JOHNSON: We certainly put a dent in that assumption, but lots of shows in the last few years have contributed to that. I'm with you, though: was sci-fi ever really just a boys' club? "The X-Files" broke that wide open years ago, as one example. And again, especially in terms of "Supernatural," the great shows have great characters at the center. It's all about character. People have fallen in love with the Winchesters and care about what happens to them. People have invested in the fates of the group on "Lost," because they're great, dimensionalized characters. To a certain extent, genre and sci-fi are window dressing and less focally important than the characters people care about. It's not just the male audience who care about characters.
TVWeek: Do you think "SN" can survive beyond this upcoming season? Will you leads come back if it does?
JOHNSON: Eric Kripke definitely has a vision for this giant, apocalyptic season of "SN." I truly think the fans who have invested so much time in the seasons so far won't simply want it to end at season 5. I think the future beyond this season is a wide open question.
TVWeek: Any "SN" spoilers?
JOHNSON: No way, dude!
TVWeek: It will be five years in September since you joined Wonderland as president. How long are you locked in with McG? How long do you want to be there? And what's up with your second job as a comics writer?
JOHNSON: I absolutely love working with McG and am here until he locks me in the bathroom, forcing me to crawl out the window and trip on the ledge, catapulting me onto the street below to an almost certain death. The moonlighting gig writing comics helps me come up with visuals like the above, so I guess it's good to keep doing it. I was raised on comics, so I'll always stay close to them. I love writing in that inherently visual medium.
TVWeek: What's in the development pipeline?
JOHNSON: Still early on the development front. However, we have some ideas that are very much in line with a brand that we've created at Wonderland.
Despite producing very different shows ranging from "Supernatural" to "Chuck" to "Human Target," we've developed a brand for shows that achieve unique tones, have fun with their respective subject matter and don't take themselves too seriously.

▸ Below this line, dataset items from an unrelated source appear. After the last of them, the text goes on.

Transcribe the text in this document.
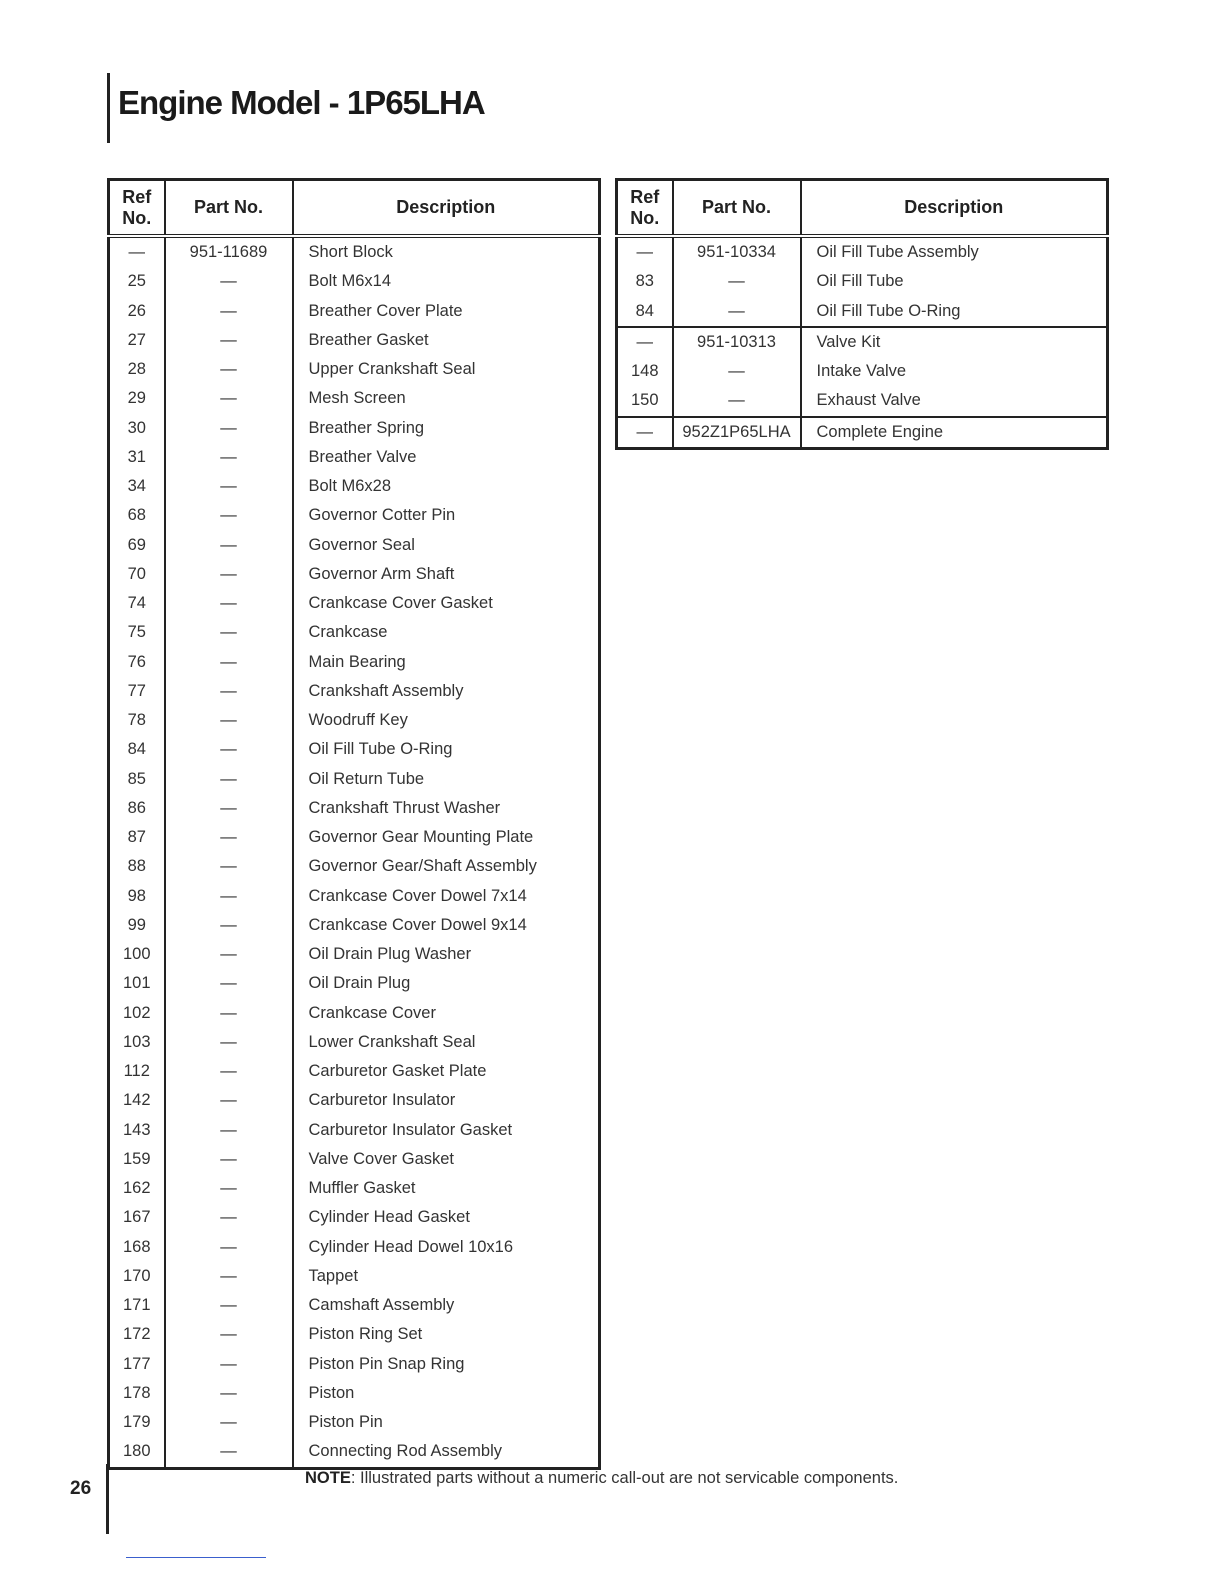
Engine Model - 1P65LHA
Ref
No.	Part No.	Description
—	951-11689	Short Block
25	—	Bolt M6x14
26	—	Breather Cover Plate
27	—	Breather Gasket
28	—	Upper Crankshaft Seal
29	—	Mesh Screen
30	—	Breather Spring
31	—	Breather Valve
34	—	Bolt M6x28
68	—	Governor Cotter Pin
69	—	Governor Seal
70	—	Governor Arm Shaft
74	—	Crankcase Cover Gasket
75	—	Crankcase
76	—	Main Bearing
77	—	Crankshaft Assembly
78	—	Woodruff Key
84	—	Oil Fill Tube O-Ring
85	—	Oil Return Tube
86	—	Crankshaft Thrust Washer
87	—	Governor Gear Mounting Plate
88	—	Governor Gear/Shaft Assembly
98	—	Crankcase Cover Dowel 7x14
99	—	Crankcase Cover Dowel 9x14
100	—	Oil Drain Plug Washer
101	—	Oil Drain Plug
102	—	Crankcase Cover
103	—	Lower Crankshaft Seal
112	—	Carburetor Gasket Plate
142	—	Carburetor Insulator
143	—	Carburetor Insulator Gasket
159	—	Valve Cover Gasket
162	—	Muffler Gasket
167	—	Cylinder Head Gasket
168	—	Cylinder Head Dowel 10x16
170	—	Tappet
171	—	Camshaft Assembly
172	—	Piston Ring Set
177	—	Piston Pin Snap Ring
178	—	Piston
179	—	Piston Pin
180	—	Connecting Rod Assembly
Ref
No.	Part No.	Description
—	951-10334	Oil Fill Tube Assembly
83	—	Oil Fill Tube
84	—	Oil Fill Tube O-Ring
—	951-10313	Valve Kit
148	—	Intake Valve
150	—	Exhaust Valve
—	952Z1P65LHA	Complete Engine
26	NOTE: Illustrated parts without a numeric call-out are not servicable components.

We're not going to stray far off from that combination in the new shows we develop.
We're also looking to aggressively cross-platform our content. We’ll have a synergy across media for ideas that can live in a more three-dimensional world of entertainment. We had success last year with "Sorority Forever," which was Wonderland’s first web-based series that took advantage of several venues in new media as well as acting as a kind of development for a potential TV series based on the title.
In addition to season 2 of "SF," we'll be looking to do projects that may be launched in the form of a web show or graphic novel, for example, in conjunction with a more traditional form in television or film. We engineer these elements together from the outset.
TVWeek: Comic-Con gets bigger every year. Has it gotten too big?
JOHNSON: Tough question for me since I've been going to the Con for more than 20 years. I was a kid when it was held in much smaller and grungier spaces, and it had a certain charm then. It's obviously exploded into something different. Now, it's a lot of business for me, in addition to an annual pilgrimage. But, yes: It's too big.